In my evaluation, Ainsi parlait… could be a staging of Charles Taylor’s 1991 CBC Massey Lecture, The Malaise of Modernity, as a dark comedy. In his book, the philosopher identifies “the fading of moral horizons” and a loss of political will as key modern fears. He also asserts, however, that “our degrees of freedom are not zero.” According to Taylor, society generally divides into those who see individualism as completely disgusting and those who think it is our saving grace, although fundamentally both are only bastardizations of the “ideal of authenticity” or of “being true to oneself.” Individualism is a moral ideal that can be directed to many different ends and in Ainsi parlait… we see it at its seemingly most jaded and egocentric.
Taylor concludes that in life, individuals retain an agency to differentiate between “what is great in the culture of modernity, as well as what is shallow or dangerous.” That agency has to be exercised.
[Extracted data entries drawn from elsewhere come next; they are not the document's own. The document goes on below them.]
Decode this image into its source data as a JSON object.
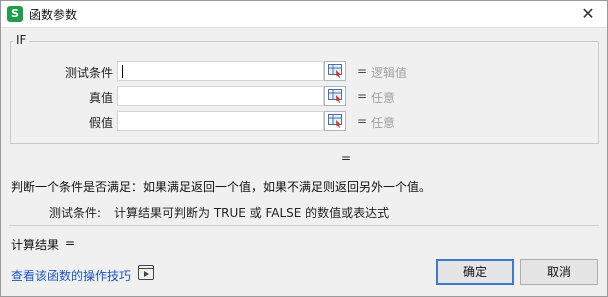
{
  "window": {
    "title": "函数参数",
    "app_icon_letter": "S",
    "close_symbol": "✕"
  },
  "group": {
    "legend": "IF",
    "args": [
      {
        "label": "测试条件",
        "value": "",
        "equals": "=",
        "hint": "逻辑值"
      },
      {
        "label": "真值",
        "value": "",
        "equals": "=",
        "hint": "任意"
      },
      {
        "label": "假值",
        "value": "",
        "equals": "=",
        "hint": "任意"
      }
    ]
  },
  "result_equals": "=",
  "description": "判断一个条件是否满足：如果满足返回一个值，如果不满足则返回另外一个值。",
  "param_help": {
    "name": "测试条件:",
    "text": "计算结果可判断为 TRUE 或 FALSE 的数值或表达式"
  },
  "calc_result": {
    "label": "计算结果",
    "equals": "="
  },
  "help_link": "查看该函数的操作技巧",
  "buttons": {
    "ok": "确定",
    "cancel": "取消"
  },
  "colors": {
    "link": "#1a56c4",
    "hint": "#a0a0a0",
    "app_icon": "#1f9e4a",
    "ok_border": "#3a7bd5"
  }
}
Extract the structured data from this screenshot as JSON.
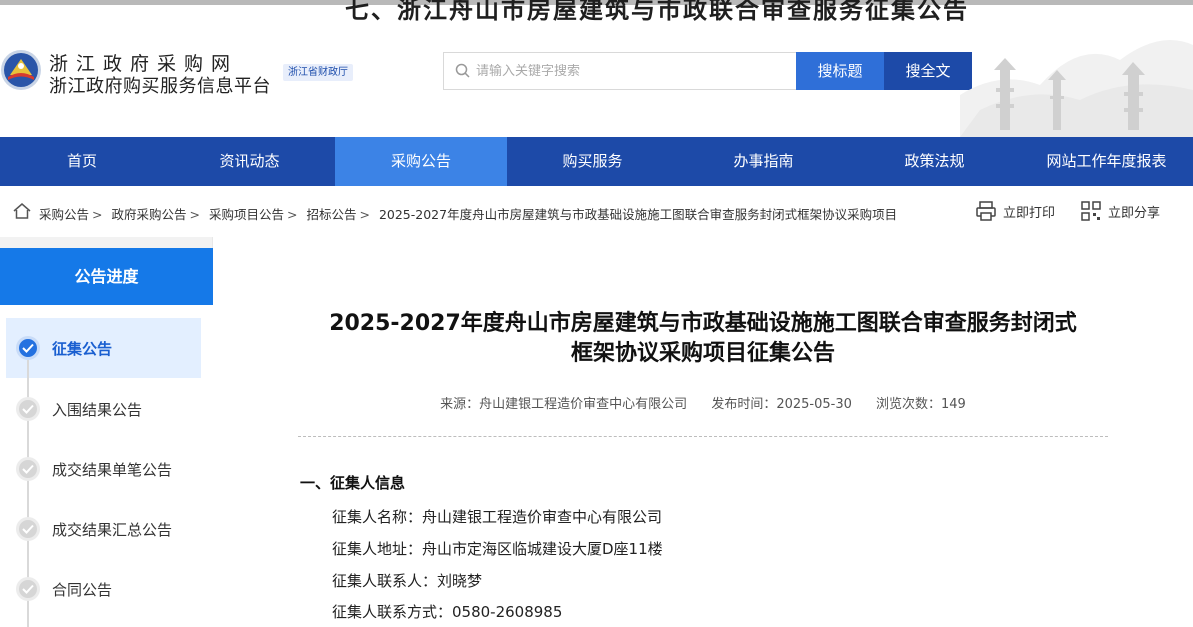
{
  "header": {
    "ghost_title": "七、浙江舟山市房屋建筑与市政联合审查服务征集公告",
    "site_name": "浙江政府采购网",
    "site_subtitle": "浙江政府购买服务信息平台",
    "dept_badge": "浙江省财政厅",
    "search": {
      "placeholder": "请输入关键字搜索",
      "value": "",
      "title_button": "搜标题",
      "fulltext_button": "搜全文"
    }
  },
  "nav": {
    "items": [
      {
        "label": "首页"
      },
      {
        "label": "资讯动态"
      },
      {
        "label": "采购公告"
      },
      {
        "label": "购买服务"
      },
      {
        "label": "办事指南"
      },
      {
        "label": "政策法规"
      },
      {
        "label": "网站工作年度报表"
      }
    ],
    "active_index": 2,
    "colors": {
      "bar": "#1d4aa8",
      "active": "#3c83e6"
    }
  },
  "breadcrumb": {
    "items": [
      "采购公告",
      "政府采购公告",
      "采购项目公告",
      "招标公告",
      "2025-2027年度舟山市房屋建筑与市政基础设施施工图联合审查服务封闭式框架协议采购项目"
    ],
    "separator": ">",
    "print_label": "立即打印",
    "share_label": "立即分享"
  },
  "sidebar": {
    "title": "公告进度",
    "steps": [
      {
        "label": "征集公告",
        "state": "active"
      },
      {
        "label": "入围结果公告",
        "state": "pending"
      },
      {
        "label": "成交结果单笔公告",
        "state": "pending"
      },
      {
        "label": "成交结果汇总公告",
        "state": "pending"
      },
      {
        "label": "合同公告",
        "state": "pending"
      }
    ]
  },
  "article": {
    "title_line1": "2025-2027年度舟山市房屋建筑与市政基础设施施工图联合审查服务封闭式",
    "title_line2": "框架协议采购项目征集公告",
    "source": "来源：舟山建银工程造价审查中心有限公司",
    "publish_time": "发布时间：2025-05-30",
    "views": "浏览次数：149",
    "section1_heading": "一、征集人信息",
    "fields": [
      "征集人名称：舟山建银工程造价审查中心有限公司",
      "征集人地址：舟山市定海区临城建设大厦D座11楼",
      "征集人联系人：刘晓梦",
      "征集人联系方式：0580-2608985"
    ]
  }
}
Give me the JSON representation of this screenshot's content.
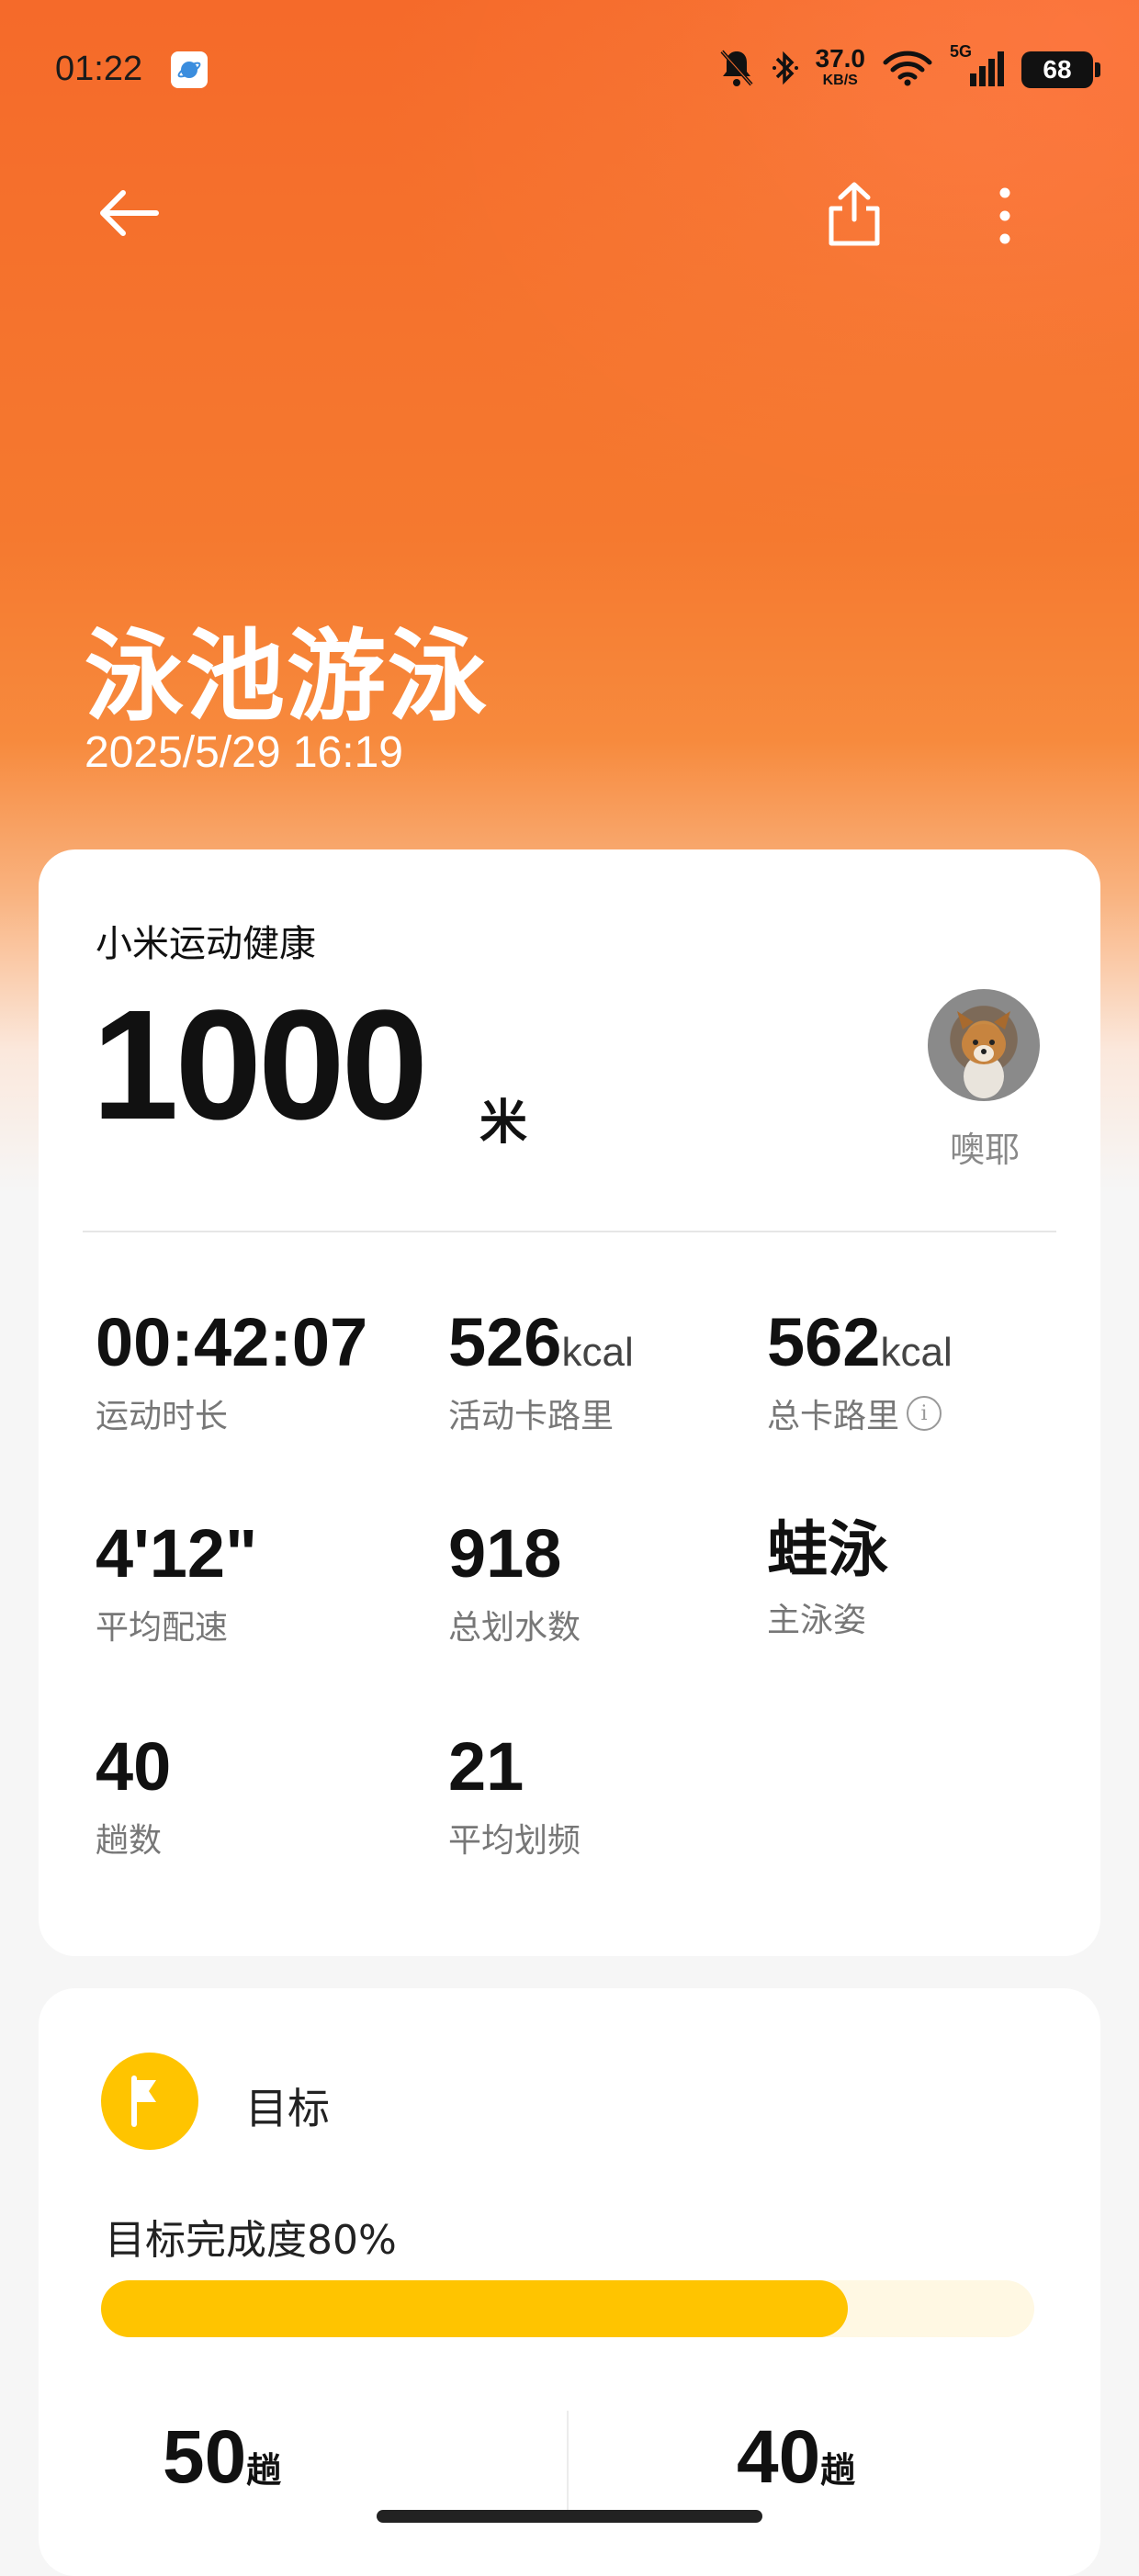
{
  "status_bar": {
    "time": "01:22",
    "net_speed_value": "37.0",
    "net_speed_unit": "KB/S",
    "network_type": "5G",
    "battery": "68"
  },
  "header": {
    "workout_type": "泳池游泳",
    "datetime": "2025/5/29 16:19"
  },
  "summary": {
    "source_app": "小米运动健康",
    "distance_value": "1000",
    "distance_unit": "米",
    "user_name": "噢耶"
  },
  "stats": [
    {
      "value": "00:42:07",
      "unit": "",
      "label": "运动时长"
    },
    {
      "value": "526",
      "unit": "kcal",
      "label": "活动卡路里"
    },
    {
      "value": "562",
      "unit": "kcal",
      "label": "总卡路里"
    },
    {
      "value": "4'12\"",
      "unit": "",
      "label": "平均配速"
    },
    {
      "value": "918",
      "unit": "",
      "label": "总划水数"
    },
    {
      "value": "蛙泳",
      "unit": "",
      "label": "主泳姿"
    },
    {
      "value": "40",
      "unit": "",
      "label": "趟数"
    },
    {
      "value": "21",
      "unit": "",
      "label": "平均划频"
    }
  ],
  "goal": {
    "title": "目标",
    "progress_label": "目标完成度80%",
    "progress_fraction": 0.8,
    "target_value": "50",
    "target_unit": "趟",
    "actual_value": "40",
    "actual_unit": "趟"
  },
  "colors": {
    "accent": "#f56a2a",
    "goal_yellow": "#ffc400"
  }
}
In doing so, in deliberating what to do with the distinctions we have made, we engage in life in possibly transformative ways. Lepage’s characters move molehills and not mountains, but they engage nonetheless.
Emotion flows freely through the movement in Ainsi parlait…. The performers’ characters touch only the iceberg tip of their own agency (occasionally masturbating it) but in enacting with their whole bodies the dramas of their moral debate, they disclose an emotional investment in the world. Together, Frédérick Gravel and Étienne Lepage may have found some warped kind of love.